The field of this invention is the area of therapeutic nanoscale particulate compositions, in particular to formulations of improved solubility and stability for the delivery of tissue factor. These formulations can be used to kill tumors, to stop bleeding, as topical hemostatic agents and as reagents in prothrombin time assays.
Tissue factor (TF) is the integral membrane protein that triggers blood coagulation. TF is composed of two fibronectin type 3 domains, a single membrane-spanning domain, and a short cytoplasmic domain (FIG. 1A). TF is typically expressed on the cell surface. A type I integral membrane protein, TF has its N-terminus located outside the cell and its C-terminus is in the cytoplasm.
TF is abundant in adventitial cells, found exterior to the smooth muscle of blood vessels. This layer can be considered a hemostatic envelope (Drake et al. 1989. Amer. J. Pathol. 134:1087-1097). Where there is damage to a blood vessel, TF participates in the clotting cascade to form a “patch” to stop further blood loss from the vasculature. Where blood vessels contain plaque and there is a rupture of the plaque, TF participates in the formation of a hemostatic “patch” at the point of rupture. This serves as a focus for clotting, leading to further occlusion of the blood vessel at that location.
TF functions to initiate blood clotting by selectively binding one of the soluble plasma proteins (factor VII or the activated form, factor VIIa) with high affinity. This results in the formation of TF:VIIa complexes on the cell surface. Factor VIIa, the first enzyme in the blood clotting cascade, is a serine protease that circulates as a soluble protein in the plasma. Factor VIIa is an extremely weak enzyme (low activity) unless it is bound to its protein cofactor (TF). Factor VIIa is allosterically activated when it binds TF, creating an extremely potent, two subunit enzyme (TF:VIIa). The TF:VIIa complex then triggers blood clotting by proteolytically activating two plasma serine protease zymogens (factors IX and X), which then go on to propagate the clotting cascade. The ultimate result is the formation of blood clots composed of polymerized fibrin and activated platelets. TF is thought to be involved in thrombotic diseases in addition to its beneficial role in preventing blood loss from the vasculature.
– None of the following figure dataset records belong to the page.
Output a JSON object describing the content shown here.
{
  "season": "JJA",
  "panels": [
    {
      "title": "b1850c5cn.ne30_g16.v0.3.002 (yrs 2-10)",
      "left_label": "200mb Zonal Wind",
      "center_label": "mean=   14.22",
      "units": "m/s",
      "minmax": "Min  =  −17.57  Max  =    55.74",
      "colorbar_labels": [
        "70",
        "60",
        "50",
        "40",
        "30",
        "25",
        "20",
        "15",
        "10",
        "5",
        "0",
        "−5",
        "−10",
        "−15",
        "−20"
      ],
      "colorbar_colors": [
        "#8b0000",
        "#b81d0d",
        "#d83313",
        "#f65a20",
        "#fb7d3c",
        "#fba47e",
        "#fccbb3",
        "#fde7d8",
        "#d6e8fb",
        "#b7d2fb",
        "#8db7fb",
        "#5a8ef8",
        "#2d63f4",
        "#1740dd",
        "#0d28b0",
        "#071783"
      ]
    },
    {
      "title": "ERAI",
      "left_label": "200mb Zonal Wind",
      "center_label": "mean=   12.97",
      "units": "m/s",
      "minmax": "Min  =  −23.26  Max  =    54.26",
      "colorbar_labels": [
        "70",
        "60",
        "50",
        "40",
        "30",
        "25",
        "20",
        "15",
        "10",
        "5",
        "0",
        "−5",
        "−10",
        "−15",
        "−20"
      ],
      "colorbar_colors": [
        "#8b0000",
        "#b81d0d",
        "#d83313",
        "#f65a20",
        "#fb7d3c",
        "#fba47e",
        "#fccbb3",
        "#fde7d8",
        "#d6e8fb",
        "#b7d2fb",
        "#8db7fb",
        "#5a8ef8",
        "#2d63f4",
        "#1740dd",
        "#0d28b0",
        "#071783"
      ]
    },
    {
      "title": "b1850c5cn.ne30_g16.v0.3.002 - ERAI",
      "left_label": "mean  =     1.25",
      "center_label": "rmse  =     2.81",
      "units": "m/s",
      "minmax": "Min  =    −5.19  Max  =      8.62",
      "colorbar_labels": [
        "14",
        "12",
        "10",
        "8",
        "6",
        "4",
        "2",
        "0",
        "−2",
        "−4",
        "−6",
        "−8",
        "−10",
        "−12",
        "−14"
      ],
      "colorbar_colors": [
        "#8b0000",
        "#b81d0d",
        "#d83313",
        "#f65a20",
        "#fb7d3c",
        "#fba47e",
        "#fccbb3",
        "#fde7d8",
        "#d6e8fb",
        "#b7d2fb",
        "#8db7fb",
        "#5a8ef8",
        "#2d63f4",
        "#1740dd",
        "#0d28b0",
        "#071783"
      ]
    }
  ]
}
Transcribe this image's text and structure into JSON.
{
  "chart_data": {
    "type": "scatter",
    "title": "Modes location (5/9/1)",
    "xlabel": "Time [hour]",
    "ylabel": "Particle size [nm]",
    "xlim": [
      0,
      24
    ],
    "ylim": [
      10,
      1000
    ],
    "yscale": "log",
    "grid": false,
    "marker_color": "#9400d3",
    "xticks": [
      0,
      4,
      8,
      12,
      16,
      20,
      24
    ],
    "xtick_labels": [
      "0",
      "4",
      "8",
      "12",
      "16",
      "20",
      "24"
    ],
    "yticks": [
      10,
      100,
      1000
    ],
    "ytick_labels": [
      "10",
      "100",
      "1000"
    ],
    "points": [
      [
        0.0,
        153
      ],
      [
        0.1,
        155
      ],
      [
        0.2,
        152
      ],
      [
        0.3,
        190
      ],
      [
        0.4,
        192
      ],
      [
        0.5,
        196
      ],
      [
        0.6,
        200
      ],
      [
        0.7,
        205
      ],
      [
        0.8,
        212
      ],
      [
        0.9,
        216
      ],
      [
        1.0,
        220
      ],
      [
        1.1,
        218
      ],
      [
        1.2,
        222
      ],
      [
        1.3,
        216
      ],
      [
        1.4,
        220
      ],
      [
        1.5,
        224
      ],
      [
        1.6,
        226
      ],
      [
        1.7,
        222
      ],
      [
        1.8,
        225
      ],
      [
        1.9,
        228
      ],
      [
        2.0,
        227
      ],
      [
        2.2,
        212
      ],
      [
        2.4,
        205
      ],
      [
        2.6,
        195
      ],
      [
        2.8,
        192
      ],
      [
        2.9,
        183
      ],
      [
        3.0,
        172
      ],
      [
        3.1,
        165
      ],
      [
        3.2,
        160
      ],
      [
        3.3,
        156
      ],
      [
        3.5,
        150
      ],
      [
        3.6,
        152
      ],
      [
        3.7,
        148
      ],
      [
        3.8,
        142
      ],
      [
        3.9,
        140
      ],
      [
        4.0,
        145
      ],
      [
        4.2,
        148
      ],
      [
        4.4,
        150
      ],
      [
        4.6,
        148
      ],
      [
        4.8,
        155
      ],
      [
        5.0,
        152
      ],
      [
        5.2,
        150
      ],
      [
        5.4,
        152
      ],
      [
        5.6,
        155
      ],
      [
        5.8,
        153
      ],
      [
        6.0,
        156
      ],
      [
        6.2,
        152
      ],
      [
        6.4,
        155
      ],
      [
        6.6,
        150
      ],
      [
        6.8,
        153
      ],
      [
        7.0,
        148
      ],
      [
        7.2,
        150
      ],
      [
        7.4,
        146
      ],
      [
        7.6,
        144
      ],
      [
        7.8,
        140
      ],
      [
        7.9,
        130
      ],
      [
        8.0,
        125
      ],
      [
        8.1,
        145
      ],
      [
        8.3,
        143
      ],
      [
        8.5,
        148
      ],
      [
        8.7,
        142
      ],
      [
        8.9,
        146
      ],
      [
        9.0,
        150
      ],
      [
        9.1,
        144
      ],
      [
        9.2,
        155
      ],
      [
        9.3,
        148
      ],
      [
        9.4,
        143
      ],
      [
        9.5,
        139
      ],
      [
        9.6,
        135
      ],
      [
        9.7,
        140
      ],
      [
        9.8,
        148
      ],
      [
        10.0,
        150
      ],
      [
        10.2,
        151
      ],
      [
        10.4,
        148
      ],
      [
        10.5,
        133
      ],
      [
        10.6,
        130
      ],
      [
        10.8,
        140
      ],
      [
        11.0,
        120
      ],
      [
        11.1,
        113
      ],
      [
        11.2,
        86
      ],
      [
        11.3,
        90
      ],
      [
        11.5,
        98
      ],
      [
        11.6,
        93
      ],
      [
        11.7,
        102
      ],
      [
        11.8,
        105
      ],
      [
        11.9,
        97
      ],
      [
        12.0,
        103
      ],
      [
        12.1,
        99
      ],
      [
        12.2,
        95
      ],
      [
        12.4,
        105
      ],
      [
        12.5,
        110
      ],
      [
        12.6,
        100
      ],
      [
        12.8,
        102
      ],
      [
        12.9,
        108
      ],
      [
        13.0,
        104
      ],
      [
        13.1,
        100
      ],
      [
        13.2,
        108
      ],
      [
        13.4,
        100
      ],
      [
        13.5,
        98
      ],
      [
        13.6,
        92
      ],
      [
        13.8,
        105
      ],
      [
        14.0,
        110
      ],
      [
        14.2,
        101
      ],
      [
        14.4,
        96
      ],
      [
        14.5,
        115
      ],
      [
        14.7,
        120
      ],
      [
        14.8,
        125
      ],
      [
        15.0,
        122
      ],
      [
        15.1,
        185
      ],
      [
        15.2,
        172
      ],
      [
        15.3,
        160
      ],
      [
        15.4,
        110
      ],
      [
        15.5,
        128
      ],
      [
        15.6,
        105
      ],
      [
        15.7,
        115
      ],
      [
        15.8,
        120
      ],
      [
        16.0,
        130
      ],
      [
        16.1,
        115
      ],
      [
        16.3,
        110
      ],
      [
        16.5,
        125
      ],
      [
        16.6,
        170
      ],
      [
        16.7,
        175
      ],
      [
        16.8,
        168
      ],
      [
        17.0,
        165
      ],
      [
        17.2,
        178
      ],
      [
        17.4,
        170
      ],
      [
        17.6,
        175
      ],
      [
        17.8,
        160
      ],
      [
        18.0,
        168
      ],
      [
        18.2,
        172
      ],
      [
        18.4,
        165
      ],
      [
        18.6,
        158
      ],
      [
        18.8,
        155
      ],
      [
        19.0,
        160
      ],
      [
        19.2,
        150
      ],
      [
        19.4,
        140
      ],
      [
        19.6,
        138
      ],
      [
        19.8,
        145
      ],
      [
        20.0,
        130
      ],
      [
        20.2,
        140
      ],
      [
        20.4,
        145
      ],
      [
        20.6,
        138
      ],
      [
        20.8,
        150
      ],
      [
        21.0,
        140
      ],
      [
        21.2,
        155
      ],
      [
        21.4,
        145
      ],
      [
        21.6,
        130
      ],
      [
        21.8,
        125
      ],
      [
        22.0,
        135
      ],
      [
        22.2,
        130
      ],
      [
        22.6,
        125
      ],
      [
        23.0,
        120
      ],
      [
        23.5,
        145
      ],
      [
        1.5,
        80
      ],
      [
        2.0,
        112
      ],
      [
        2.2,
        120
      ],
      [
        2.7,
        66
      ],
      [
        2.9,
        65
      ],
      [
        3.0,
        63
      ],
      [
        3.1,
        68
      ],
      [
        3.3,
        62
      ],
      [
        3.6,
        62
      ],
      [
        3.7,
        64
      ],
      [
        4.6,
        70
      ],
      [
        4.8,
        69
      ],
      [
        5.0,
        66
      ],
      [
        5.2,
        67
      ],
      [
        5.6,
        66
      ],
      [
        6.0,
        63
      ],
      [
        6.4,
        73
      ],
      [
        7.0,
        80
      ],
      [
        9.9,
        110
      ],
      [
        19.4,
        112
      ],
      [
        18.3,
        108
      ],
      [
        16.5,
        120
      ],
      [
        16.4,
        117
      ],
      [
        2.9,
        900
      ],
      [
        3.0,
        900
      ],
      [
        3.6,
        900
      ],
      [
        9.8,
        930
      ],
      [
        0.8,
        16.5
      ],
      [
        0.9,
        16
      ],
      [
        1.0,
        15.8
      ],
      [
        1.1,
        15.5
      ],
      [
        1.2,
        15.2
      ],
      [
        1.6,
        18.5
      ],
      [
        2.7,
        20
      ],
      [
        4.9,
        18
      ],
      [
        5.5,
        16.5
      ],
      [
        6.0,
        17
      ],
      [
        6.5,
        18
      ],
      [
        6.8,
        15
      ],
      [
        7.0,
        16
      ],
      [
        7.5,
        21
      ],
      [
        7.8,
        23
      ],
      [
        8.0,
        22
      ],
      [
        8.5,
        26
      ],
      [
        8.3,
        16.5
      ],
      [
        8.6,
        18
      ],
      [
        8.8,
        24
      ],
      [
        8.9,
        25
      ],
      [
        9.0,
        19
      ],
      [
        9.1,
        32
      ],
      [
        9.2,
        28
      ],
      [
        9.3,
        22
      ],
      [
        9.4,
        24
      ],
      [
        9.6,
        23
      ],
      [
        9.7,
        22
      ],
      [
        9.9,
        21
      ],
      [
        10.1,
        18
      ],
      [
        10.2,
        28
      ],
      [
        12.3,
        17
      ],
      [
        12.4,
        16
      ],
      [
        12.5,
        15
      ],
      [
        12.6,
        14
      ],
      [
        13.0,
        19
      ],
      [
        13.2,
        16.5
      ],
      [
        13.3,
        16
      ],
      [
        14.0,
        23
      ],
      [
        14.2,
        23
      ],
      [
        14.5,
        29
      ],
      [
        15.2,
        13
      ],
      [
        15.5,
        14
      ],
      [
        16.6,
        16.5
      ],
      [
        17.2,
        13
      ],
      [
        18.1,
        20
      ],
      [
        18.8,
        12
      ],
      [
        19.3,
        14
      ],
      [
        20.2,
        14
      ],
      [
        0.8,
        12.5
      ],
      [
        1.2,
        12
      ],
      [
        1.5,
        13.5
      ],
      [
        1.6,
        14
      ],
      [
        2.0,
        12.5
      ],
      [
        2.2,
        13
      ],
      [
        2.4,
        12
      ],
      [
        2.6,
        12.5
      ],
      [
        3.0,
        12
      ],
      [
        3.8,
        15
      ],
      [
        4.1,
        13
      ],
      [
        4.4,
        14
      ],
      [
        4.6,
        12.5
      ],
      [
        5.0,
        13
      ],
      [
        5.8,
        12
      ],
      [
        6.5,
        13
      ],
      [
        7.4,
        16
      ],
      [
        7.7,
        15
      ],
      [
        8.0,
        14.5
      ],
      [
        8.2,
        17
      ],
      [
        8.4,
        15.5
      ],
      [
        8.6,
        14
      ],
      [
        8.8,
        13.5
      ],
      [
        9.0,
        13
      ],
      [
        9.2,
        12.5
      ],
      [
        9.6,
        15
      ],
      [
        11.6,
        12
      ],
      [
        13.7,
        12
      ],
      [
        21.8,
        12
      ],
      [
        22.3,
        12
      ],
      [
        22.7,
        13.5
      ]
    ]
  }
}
Structurally, TF is a type I integral membrane protein composed of an extracellular domain, a single membrane-spanning domain and a short cytoplasmic tail. TF must be incorporated into suitable phospholipid membranes in order to exhibit maximal activity. Soluble TF is thousands of times less active than TF embedded in a suitable membrane, underscoring the essential role of membrane anchoring for TF function. In order for TF to exhibit strong procoagulant activity, the membrane or disc in which it is embedded must contain negatively charged phospholipids, desirably phosphatidylserine. There are several methods available for incorporating purified TF into phospholipid vesicles and nanoscale disc-like structures of varying composition.
Nanoscale disc-like particles comprising a membrane scaffold protein (MSP, naturally occurring or engineered) and phospholipid have been successfully used to provide stable, soluble and biologically active hydrophobic proteins. See, for example, WO 02/40501 and US Published Applications 2004/0053384 and 2005/0182243 for a thorough discussion of these particles, the structural proteins in them and their formation. These particles contain the phospholipid in the form of a disc which is surrounded by a “belt” formed of the amphiphilic membrane scaffold protein (MSP). Where there is a hydrophobic protein incorporated, it is bound in, within or to the phospholipid portion and may or may not have peripheral association with the encircling MSP. These particles are typically from about 5 to about 50 nm, usually about 5 to about 20 nm, in diameter, depending on the specific composition.